A global survey of 2,350 developers, CISOs and application security managers published this week finds that while nearly all respondents (96%) work for organizations that have embedded or connected artificial intelligence (AI) code and tools into some aspect of their application development workflows, nearly half of all code (49%) running in production environments was AI-generated in 2025.
Conducted by the market research firm CensusWide on behalf of Checkmarx, the survey also finds 70% of respondents reporting they are also now discovering more vulnerabilities, with 31% describing that increase as being significant.

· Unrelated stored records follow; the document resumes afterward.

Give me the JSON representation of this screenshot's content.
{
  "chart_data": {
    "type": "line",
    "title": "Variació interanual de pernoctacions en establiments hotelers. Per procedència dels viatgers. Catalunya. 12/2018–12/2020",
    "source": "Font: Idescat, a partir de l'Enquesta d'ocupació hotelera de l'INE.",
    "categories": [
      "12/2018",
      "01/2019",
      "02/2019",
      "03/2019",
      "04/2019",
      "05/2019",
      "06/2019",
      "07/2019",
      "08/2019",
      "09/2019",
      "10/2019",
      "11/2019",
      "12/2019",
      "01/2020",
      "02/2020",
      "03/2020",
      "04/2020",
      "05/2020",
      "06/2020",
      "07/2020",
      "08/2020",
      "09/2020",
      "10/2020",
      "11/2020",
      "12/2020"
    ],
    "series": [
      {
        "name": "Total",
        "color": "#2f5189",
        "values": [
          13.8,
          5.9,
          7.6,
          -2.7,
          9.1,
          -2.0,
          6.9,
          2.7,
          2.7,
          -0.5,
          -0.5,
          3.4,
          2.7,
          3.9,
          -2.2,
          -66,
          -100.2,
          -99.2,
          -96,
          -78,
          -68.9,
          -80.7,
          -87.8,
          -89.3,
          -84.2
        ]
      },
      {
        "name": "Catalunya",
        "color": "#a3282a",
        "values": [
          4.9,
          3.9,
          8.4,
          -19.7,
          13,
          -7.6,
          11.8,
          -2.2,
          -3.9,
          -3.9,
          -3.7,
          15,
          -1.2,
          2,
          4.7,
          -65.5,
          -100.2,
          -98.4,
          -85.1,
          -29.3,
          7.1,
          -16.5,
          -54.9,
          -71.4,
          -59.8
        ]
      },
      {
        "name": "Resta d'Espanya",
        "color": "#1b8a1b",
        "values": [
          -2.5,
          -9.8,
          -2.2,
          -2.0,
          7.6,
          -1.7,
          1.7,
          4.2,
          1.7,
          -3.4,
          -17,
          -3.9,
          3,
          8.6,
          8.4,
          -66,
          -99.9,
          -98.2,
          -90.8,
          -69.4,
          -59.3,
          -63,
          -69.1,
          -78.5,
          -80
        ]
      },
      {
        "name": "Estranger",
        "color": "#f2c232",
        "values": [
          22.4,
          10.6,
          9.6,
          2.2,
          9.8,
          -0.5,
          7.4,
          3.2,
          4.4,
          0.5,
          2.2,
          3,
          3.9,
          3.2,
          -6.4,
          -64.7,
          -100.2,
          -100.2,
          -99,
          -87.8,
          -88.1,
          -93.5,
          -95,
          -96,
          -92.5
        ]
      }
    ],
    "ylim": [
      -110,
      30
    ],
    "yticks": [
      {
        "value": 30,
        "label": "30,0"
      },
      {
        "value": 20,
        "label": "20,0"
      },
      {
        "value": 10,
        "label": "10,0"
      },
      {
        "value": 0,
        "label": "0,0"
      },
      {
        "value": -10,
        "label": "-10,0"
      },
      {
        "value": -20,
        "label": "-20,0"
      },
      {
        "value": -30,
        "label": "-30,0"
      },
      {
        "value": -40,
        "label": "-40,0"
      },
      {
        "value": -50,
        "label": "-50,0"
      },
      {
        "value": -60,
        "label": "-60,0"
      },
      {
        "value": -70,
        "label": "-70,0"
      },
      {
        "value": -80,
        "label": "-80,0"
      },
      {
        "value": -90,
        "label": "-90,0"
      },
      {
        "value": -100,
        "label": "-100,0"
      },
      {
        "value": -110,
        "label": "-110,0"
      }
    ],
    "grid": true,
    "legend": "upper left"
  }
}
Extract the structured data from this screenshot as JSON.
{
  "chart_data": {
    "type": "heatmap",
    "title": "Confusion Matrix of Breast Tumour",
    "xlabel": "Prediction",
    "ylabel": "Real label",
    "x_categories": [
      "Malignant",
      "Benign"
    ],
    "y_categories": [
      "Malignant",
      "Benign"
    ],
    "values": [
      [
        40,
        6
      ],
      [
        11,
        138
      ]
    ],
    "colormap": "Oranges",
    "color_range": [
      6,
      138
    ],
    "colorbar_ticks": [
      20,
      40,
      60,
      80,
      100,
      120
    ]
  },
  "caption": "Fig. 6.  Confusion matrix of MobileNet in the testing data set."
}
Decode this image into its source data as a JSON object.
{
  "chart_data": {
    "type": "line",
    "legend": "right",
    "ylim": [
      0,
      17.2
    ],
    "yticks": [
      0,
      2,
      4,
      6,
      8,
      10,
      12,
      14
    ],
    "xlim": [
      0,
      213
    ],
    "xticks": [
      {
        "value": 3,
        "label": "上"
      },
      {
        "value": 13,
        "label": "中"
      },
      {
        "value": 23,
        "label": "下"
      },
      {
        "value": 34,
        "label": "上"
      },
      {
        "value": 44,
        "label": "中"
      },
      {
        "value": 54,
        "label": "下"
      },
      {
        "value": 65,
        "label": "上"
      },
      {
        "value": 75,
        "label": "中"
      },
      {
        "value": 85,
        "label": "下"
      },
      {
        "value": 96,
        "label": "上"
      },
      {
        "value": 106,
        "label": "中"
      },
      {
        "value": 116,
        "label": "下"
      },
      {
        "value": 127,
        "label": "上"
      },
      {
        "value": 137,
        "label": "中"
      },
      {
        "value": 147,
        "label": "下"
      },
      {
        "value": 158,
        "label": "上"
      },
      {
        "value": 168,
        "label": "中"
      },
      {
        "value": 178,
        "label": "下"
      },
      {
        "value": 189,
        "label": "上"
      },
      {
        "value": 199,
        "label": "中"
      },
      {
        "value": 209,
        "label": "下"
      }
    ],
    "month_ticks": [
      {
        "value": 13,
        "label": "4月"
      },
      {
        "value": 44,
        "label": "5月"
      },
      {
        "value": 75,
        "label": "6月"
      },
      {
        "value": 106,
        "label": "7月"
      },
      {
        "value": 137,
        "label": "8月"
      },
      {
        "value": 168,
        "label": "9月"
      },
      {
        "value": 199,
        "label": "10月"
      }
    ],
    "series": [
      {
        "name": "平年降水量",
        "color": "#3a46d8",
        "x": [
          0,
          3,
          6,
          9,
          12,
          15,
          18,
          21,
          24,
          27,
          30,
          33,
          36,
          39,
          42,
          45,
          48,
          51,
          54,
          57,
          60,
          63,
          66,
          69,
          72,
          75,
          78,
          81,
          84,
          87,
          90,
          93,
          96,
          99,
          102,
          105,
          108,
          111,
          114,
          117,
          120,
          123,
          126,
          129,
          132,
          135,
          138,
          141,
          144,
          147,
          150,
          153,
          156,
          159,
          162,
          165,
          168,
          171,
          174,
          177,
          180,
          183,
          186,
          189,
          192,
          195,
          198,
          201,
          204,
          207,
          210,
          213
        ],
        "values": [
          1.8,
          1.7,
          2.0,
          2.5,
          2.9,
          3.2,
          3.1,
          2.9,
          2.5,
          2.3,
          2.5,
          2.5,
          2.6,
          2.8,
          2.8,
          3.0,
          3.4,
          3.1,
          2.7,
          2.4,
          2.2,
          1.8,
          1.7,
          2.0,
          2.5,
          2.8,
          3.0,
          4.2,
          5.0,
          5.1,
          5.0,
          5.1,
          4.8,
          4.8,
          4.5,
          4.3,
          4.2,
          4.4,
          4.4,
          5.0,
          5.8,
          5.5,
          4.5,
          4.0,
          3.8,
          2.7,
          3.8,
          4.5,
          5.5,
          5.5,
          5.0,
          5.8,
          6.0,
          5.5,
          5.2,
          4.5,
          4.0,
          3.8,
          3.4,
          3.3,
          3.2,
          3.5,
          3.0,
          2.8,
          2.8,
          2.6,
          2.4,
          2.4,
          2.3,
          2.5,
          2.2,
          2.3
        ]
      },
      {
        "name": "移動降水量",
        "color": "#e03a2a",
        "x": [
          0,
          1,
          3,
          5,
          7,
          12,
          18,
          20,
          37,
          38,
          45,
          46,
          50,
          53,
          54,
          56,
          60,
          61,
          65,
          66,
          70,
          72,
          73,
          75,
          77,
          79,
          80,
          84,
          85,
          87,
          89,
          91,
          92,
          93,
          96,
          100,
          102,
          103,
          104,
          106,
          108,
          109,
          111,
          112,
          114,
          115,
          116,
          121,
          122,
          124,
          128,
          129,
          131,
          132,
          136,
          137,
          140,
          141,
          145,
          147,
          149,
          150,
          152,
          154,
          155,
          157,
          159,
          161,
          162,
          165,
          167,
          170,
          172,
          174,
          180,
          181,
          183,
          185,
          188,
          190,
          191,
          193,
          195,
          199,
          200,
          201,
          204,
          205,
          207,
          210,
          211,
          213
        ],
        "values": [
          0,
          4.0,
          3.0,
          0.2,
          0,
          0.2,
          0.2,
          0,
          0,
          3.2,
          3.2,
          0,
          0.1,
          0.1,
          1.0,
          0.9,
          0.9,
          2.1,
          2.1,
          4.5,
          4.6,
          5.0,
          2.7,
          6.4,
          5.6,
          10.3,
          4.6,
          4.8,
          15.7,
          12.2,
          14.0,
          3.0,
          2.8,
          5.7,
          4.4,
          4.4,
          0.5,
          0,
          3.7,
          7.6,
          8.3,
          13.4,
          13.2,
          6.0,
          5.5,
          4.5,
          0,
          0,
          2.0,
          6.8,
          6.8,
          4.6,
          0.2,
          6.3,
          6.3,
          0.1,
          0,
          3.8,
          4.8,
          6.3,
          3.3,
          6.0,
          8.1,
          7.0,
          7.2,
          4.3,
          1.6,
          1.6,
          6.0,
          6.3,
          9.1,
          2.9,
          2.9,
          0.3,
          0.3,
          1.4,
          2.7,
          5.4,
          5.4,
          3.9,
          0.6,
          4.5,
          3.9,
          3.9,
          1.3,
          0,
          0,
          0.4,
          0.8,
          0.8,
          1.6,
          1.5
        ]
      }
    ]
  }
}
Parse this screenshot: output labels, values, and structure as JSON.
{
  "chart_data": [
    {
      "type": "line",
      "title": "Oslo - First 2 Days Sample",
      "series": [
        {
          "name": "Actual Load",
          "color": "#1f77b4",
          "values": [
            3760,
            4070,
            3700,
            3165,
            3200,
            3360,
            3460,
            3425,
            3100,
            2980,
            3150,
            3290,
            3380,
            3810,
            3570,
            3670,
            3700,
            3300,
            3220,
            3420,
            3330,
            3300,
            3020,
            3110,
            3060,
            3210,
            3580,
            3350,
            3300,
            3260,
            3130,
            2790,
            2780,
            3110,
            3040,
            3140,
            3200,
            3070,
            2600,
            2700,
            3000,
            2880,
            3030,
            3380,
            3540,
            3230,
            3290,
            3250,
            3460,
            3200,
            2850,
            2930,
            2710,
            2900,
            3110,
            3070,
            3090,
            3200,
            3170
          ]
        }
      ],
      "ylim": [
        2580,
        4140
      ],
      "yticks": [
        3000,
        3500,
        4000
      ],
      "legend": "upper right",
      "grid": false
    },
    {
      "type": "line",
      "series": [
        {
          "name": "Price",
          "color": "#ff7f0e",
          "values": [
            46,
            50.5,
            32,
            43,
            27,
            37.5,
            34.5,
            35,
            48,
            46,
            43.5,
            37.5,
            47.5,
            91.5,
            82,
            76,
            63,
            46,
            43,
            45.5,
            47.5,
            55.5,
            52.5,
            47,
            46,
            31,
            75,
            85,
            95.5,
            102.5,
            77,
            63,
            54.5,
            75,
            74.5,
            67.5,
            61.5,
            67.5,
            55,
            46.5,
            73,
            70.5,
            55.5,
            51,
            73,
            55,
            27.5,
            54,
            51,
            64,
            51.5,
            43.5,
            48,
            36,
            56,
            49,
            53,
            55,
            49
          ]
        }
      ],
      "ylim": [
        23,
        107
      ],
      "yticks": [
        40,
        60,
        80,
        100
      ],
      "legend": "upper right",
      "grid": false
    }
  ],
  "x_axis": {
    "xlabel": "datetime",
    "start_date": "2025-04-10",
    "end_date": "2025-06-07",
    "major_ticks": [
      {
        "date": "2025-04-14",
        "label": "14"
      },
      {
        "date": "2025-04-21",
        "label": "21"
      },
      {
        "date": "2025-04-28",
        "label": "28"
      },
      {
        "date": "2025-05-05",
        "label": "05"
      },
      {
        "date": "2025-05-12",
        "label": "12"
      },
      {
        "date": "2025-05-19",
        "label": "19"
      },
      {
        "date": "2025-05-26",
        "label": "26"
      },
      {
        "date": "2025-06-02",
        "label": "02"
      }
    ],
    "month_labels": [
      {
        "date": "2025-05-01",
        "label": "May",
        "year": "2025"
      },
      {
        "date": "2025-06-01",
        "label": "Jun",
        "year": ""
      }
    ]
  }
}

On average, developers are spending 49% of their time in a given week on security-related issues, the survey finds. Nearly all said the application security guidance surfaced in integrated development environments (IDEs) is effective, but only 18% continuously scan code as it is being written.
A full 93% also acknowledge their organization has experienced at least one security breach as a direct result of a vulnerable application their organization developed, with three quarters of respondents (75%) admitting they knowingly deploy vulnerable code often or sometimes.
Top reasons cited for shipping vulnerable code was a belief that existing controls would mitigate risks, hopes that the vulnerability would not be discovered (30%) and the need to meet a business, feature, or security-related deadline (27%).
More troubling still, nearly all respondents (95%) said they feel pressure either frequently (47%) or occasionally (48%) to prioritize or delay reporting of a compliance-related security issue.
Jonathan Rende, chief product officer for Checkmarx, said the survey makes it clear that far too many organizations are not rigorously enforcing best DevSecOps practices. With there continuing to be so much emphasis on building new features as quickly as possible, many application development teams are being set up to fail, he added.
In fact, the survey finds only 9% of organizations report fixing more than 90% of vulnerabilities within 90 days. Just over a quarter (28%) said they can remediate fewer than half of the vulnerabilities discovered within that timeframe.
That issue is only going to become all the more pressing as frontier AI models make it simpler to both discover vulnerabilities and create the malware that exploits it, he added. In fact, the survey finds that open source software accounts for on average 59% of the code running in production environments. It is now being discovered, however, that much of that code is rife with vulnerabilities.
Despite the current state of application security, nearly three quarters of respondents (73%) rate the application security posture of their organizations as either being highly mature or advanced. However, nearly half of the respondents with highly mature application security postures experienced three or more breaches in the last 12 months.
There is clearly much work to be done in terms of improving the overall state of DevSecOps within organizations. The issue is that those same organizations in the age of AI are starting to realize that technical security debt that they have been kicking down the proverbial road for years is now coming due a whole lot faster than anyone expected.